FIGURE 1: Neutralization of recombinant SARS-CoV-2 encoding a nanoluciferase reporter in the Orf7a/b locus (Luc-Virus) in infected Vero E6 cells 24 hours after inoculation; Results from plaque reduction neutralization test (PRNT) assays for 2020/USA/WA-1 isolate of SARS-CoV-2 in Vero E6 cells 72 hours after inoculation.
Bamlanivimab had a 10-fold greater neutralization capacity than any other identified antibody candidate. This is despite binding in a similar place and pattern to two other tested antibodies: Ab128 and Ab133, which is notably a similar configuration to advanced antibody candidate etesevimab.
To investigate the increased neutralization, Jones et al. performed x-ray crystallography on bamlanivimab and found that in addition to binding the receptor-binding domain, it also was found to bind to an epitope overlapping ACE2 binding sites.
FIGURE 2: Bamlanivimab blocks ACE2 and binds to the spike protein RBD in up and down conformations.
The researchers then conclude that this allows bamlanivimab to bind the receptor-binding domain in both the “up” and “down” configurations, whereas the other antibodies, including etesevimab, only bind in the “up” configuration.

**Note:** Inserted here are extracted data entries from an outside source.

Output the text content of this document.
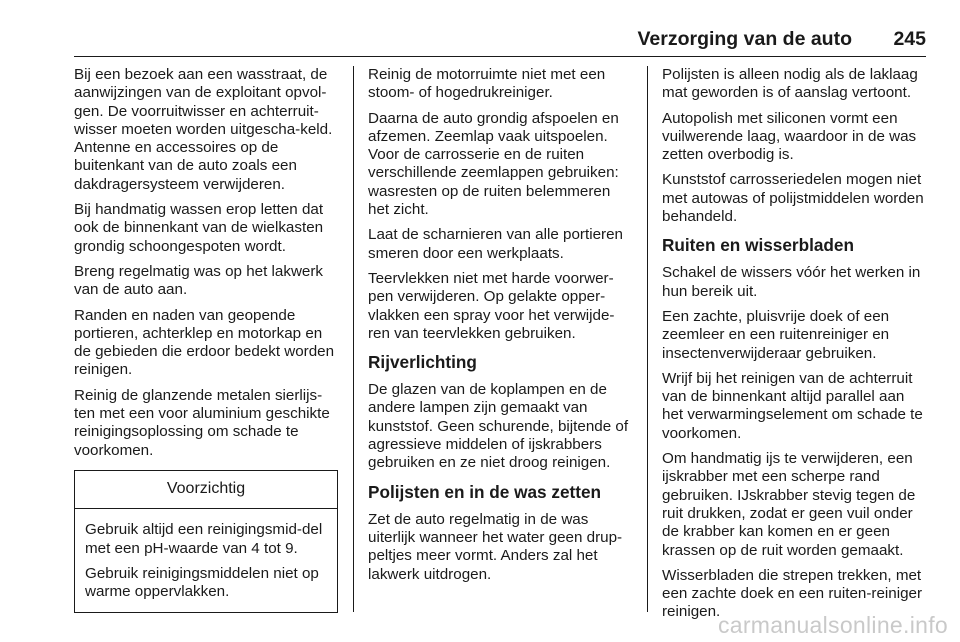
Verzorging van de auto 245

Bij een bezoek aan een wasstraat, de aanwijzingen van de exploitant opvol-gen. De voorruitwisser en achterruit-wisser moeten worden uitgescha-keld. Antenne en accessoires op de buitenkant van de auto zoals een dakdragersysteem verwijderen.

Bij handmatig wassen erop letten dat ook de binnenkant van de wielkasten grondig schoongespoten wordt.

Breng regelmatig was op het lakwerk van de auto aan.

Randen en naden van geopende portieren, achterklep en motorkap en de gebieden die erdoor bedekt worden reinigen.

Reinig de glanzende metalen sierlijs-ten met een voor aluminium geschikte reinigingsoplossing om schade te voorkomen.

Voorzichtig

Gebruik altijd een reinigingsmid-del met een pH-waarde van 4 tot 9.

Gebruik reinigingsmiddelen niet op warme oppervlakken.

Reinig de motorruimte niet met een stoom- of hogedrukreiniger.

Daarna de auto grondig afspoelen en afzemen. Zeemlap vaak uitspoelen. Voor de carrosserie en de ruiten verschillende zeemlappen gebruiken: wasresten op de ruiten belemmeren het zicht.

Laat de scharnieren van alle portieren smeren door een werkplaats.

Teervlekken niet met harde voorwer-pen verwijderen. Op gelakte opper-vlakken een spray voor het verwijde-ren van teervlekken gebruiken.

Rijverlichting

De glazen van de koplampen en de andere lampen zijn gemaakt van kunststof. Geen schurende, bijtende of agressieve middelen of ijskrabbers gebruiken en ze niet droog reinigen.

Polijsten en in de was zetten

Zet de auto regelmatig in de was uiterlijk wanneer het water geen drup-peltjes meer vormt. Anders zal het lakwerk uitdrogen.

Polijsten is alleen nodig als de laklaag mat geworden is of aanslag vertoont.

Autopolish met siliconen vormt een vuilwerende laag, waardoor in de was zetten overbodig is.

Kunststof carrosseriedelen mogen niet met autowas of polijstmiddelen worden behandeld.

Ruiten en wisserbladen

Schakel de wissers vóór het werken in hun bereik uit.

Een zachte, pluisvrije doek of een zeemleer en een ruitenreiniger en insectenverwijderaar gebruiken.

Wrijf bij het reinigen van de achterruit van de binnenkant altijd parallel aan het verwarmingselement om schade te voorkomen.

Om handmatig ijs te verwijderen, een ijskrabber met een scherpe rand gebruiken. IJskrabber stevig tegen de ruit drukken, zodat er geen vuil onder de krabber kan komen en er geen krassen op de ruit worden gemaakt.

Wisserbladen die strepen trekken, met een zachte doek en een ruiten-reiniger reinigen.

carmanualsonline.info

To test for protection by bamlanivimab against Covid-19 related symptoms, Jones et al. used nonhuman primates as a simulation of how the antibody may be accepted by the human immune system. Testing for RNA copies per milliliter in bronchoalveolar lavage fluid, lung tissue, nasal swabs, and throat swabs, the researchers noticed distinct drops in RNA content across the board within days of monoclonal antibody inoculation.

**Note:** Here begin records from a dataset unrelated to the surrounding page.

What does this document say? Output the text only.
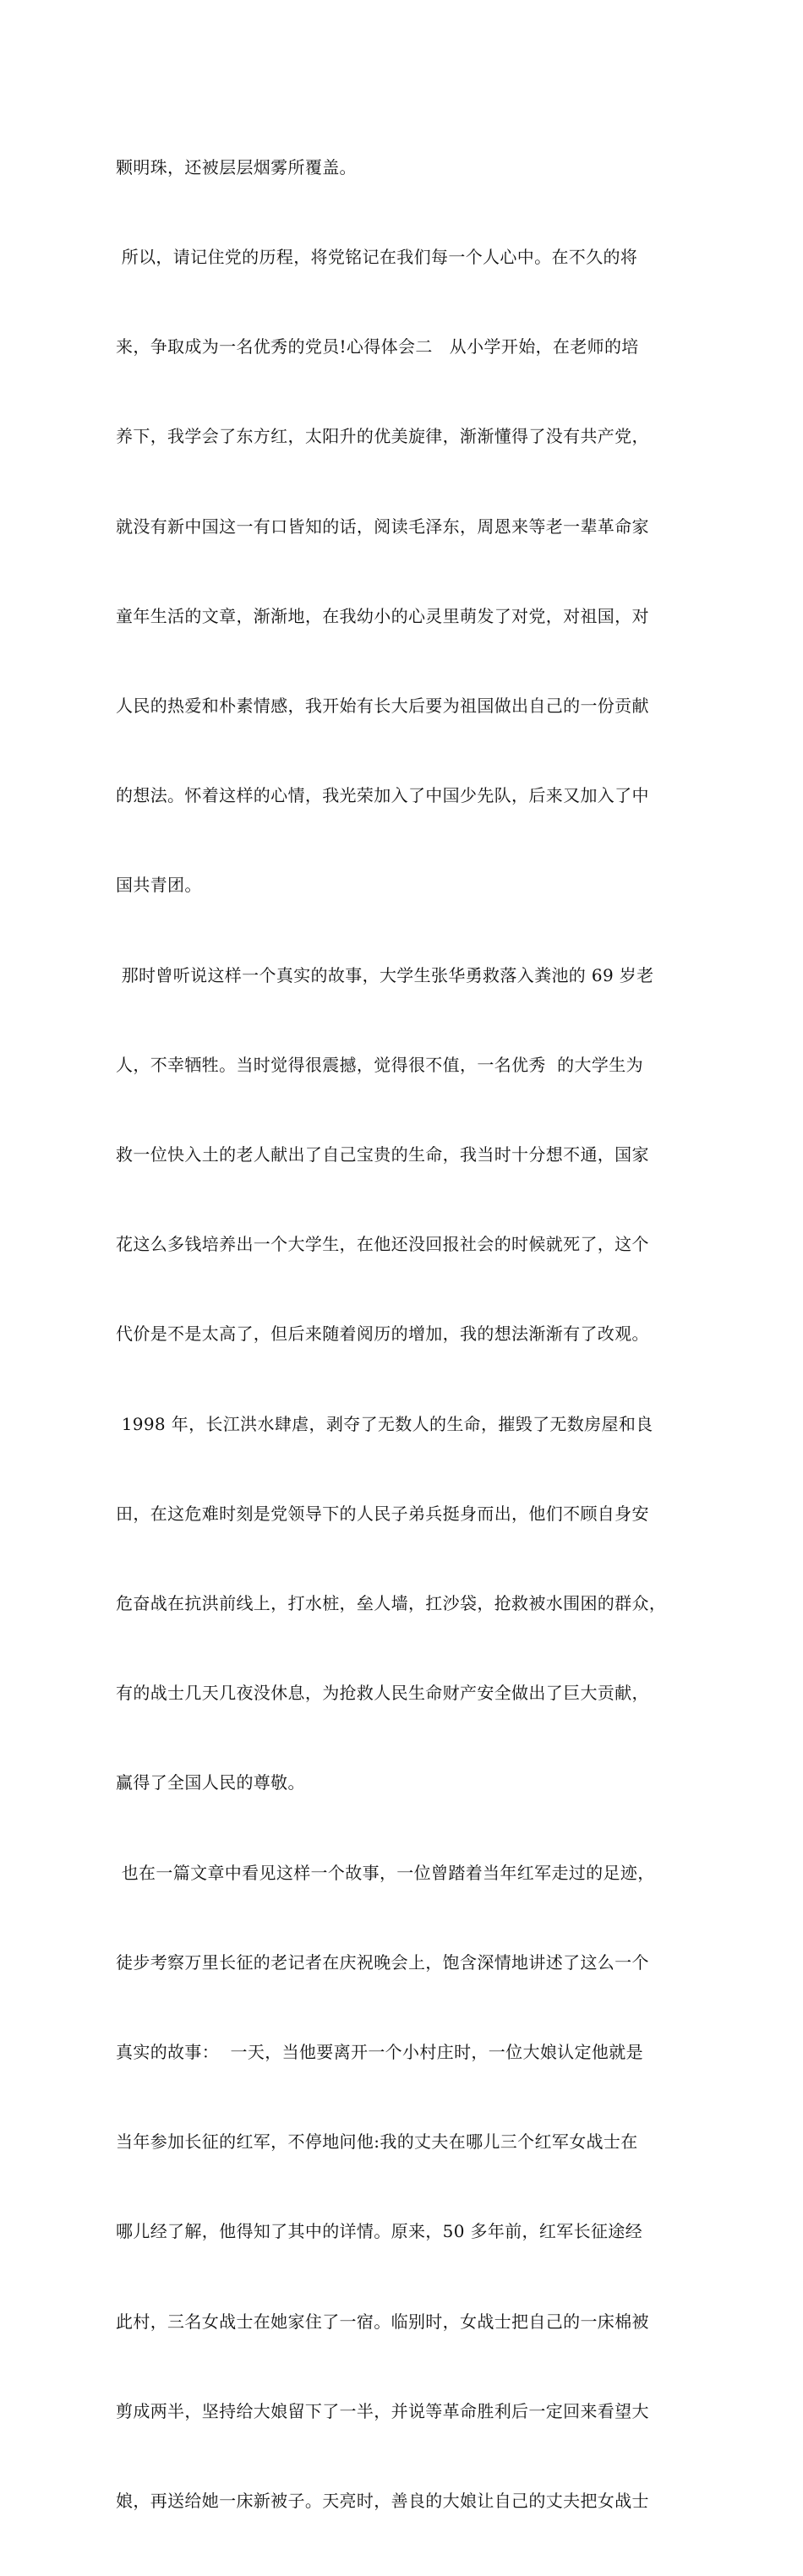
颗明珠，还被层层烟雾所覆盖。

所以，请记住党的历程，将党铭记在我们每一个人心中。在不久的将

来，争取成为一名优秀的党员!心得体会二   从小学开始，在老师的培

养下，我学会了东方红，太阳升的优美旋律，渐渐懂得了没有共产党，

就没有新中国这一有口皆知的话，阅读毛泽东，周恩来等老一辈革命家

童年生活的文章，渐渐地，在我幼小的心灵里萌发了对党，对祖国，对

人民的热爱和朴素情感，我开始有长大后要为祖国做出自己的一份贡献

的想法。怀着这样的心情，我光荣加入了中国少先队，后来又加入了中

国共青团。

那时曾听说这样一个真实的故事，大学生张华勇救落入粪池的 69 岁老

人，不幸牺牲。当时觉得很震撼，觉得很不值，一名优秀  的大学生为

救一位快入土的老人献出了自己宝贵的生命，我当时十分想不通，国家

花这么多钱培养出一个大学生，在他还没回报社会的时候就死了，这个

代价是不是太高了，但后来随着阅历的增加，我的想法渐渐有了改观。

1998 年，长江洪水肆虐，剥夺了无数人的生命，摧毁了无数房屋和良

田，在这危难时刻是党领导下的人民子弟兵挺身而出，他们不顾自身安

危奋战在抗洪前线上，打水桩，垒人墙，扛沙袋，抢救被水围困的群众，

有的战士几天几夜没休息，为抢救人民生命财产安全做出了巨大贡献，

赢得了全国人民的尊敬。

也在一篇文章中看见这样一个故事，一位曾踏着当年红军走过的足迹，

徒步考察万里长征的老记者在庆祝晚会上，饱含深情地讲述了这么一个

真实的故事：  一天，当他要离开一个小村庄时，一位大娘认定他就是

当年参加长征的红军，不停地问他:我的丈夫在哪儿三个红军女战士在

哪儿经了解，他得知了其中的详情。原来，50 多年前，红军长征途经

此村，三名女战士在她家住了一宿。临别时，女战士把自己的一床棉被

剪成两半，坚持给大娘留下了一半，并说等革命胜利后一定回来看望大

娘，再送给她一床新被子。天亮时，善良的大娘让自己的丈夫把女战士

In other words, in all areas of the respiratory tract, the monoclonal antibody bamlanivimab reduces SARS-CoV-2 replication and viral load, which in theory results in weakening and waning of symptoms sooner in the infection cycle. This is great news for general and at-risk populations alike. If you were to come in contact with a known SARS-CoV-2 infection or were early on in the symptom onset, taking bamlanivimab could greatly reduce the risk for at-least respiratory-related illness.
While bamlanivimab on its own neutralized SARS-CoV-2 more effectively etesevimab in the Jones et al. study, further research indicated that together they neutralize live virus even more effectively.

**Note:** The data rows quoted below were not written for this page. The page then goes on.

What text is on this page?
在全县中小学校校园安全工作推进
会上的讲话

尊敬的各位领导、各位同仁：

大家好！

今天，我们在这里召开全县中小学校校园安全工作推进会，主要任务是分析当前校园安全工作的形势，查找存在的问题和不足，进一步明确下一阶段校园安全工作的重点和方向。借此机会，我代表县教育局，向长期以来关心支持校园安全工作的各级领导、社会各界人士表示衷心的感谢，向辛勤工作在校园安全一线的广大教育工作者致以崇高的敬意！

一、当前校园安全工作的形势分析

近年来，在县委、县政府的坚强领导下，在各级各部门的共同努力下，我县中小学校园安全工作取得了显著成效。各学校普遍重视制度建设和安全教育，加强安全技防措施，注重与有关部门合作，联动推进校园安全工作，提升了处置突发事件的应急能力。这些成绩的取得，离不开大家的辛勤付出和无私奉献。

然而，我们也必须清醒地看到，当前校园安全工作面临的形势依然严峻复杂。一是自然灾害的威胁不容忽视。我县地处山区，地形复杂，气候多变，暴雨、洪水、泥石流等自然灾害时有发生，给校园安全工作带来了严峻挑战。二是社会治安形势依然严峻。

The combination therapy, now produced by Eli Lilly, is now approved by the Food and Drug Administration via emergency use authorization for post-exposure prophylaxis and treatment. In addition to immediate treatment, the antibody can be used in immunocompetent infected patients up to five to seven days post-infection and it remains effective. Additionally, the antibody is successful in preventing infection and disease in those known to be exposed to SARS-CoV-2 infected hosts.
However, we note that as SARS-CoV-2 continues to evolve into new and more mutated variants, the virus can and will become more resistant to treatments like bamlanivimab + etesevimab. For example, a recent study of three SARS-CoV-2 variants all originating in Africa indicates some resistance already occurs. The Beta variant from South Africa is completely resistant to the combination cocktail. Additionally, the Eta variant from Nigeria and the A.30 variant from Tanzania are substantially resistant to the cocktail in comparison to the Triad variant which drove infections in the Summer of 2020. In other words, these variants already contain mutations that render major approved monoclonal antibodies less effective or completely ineffective.
Despite this, we implore more such wide studies to be undertaken as hidden gems like bamlanivimab await discovery. More treatments and prophylactics of this nature could greatly reduce the risk for hospitalization and death, especially among at-risk individuals. Using bamlanivimab’s discovery as a blueprint may lead to numerous more to be discovered in the critical months ahead.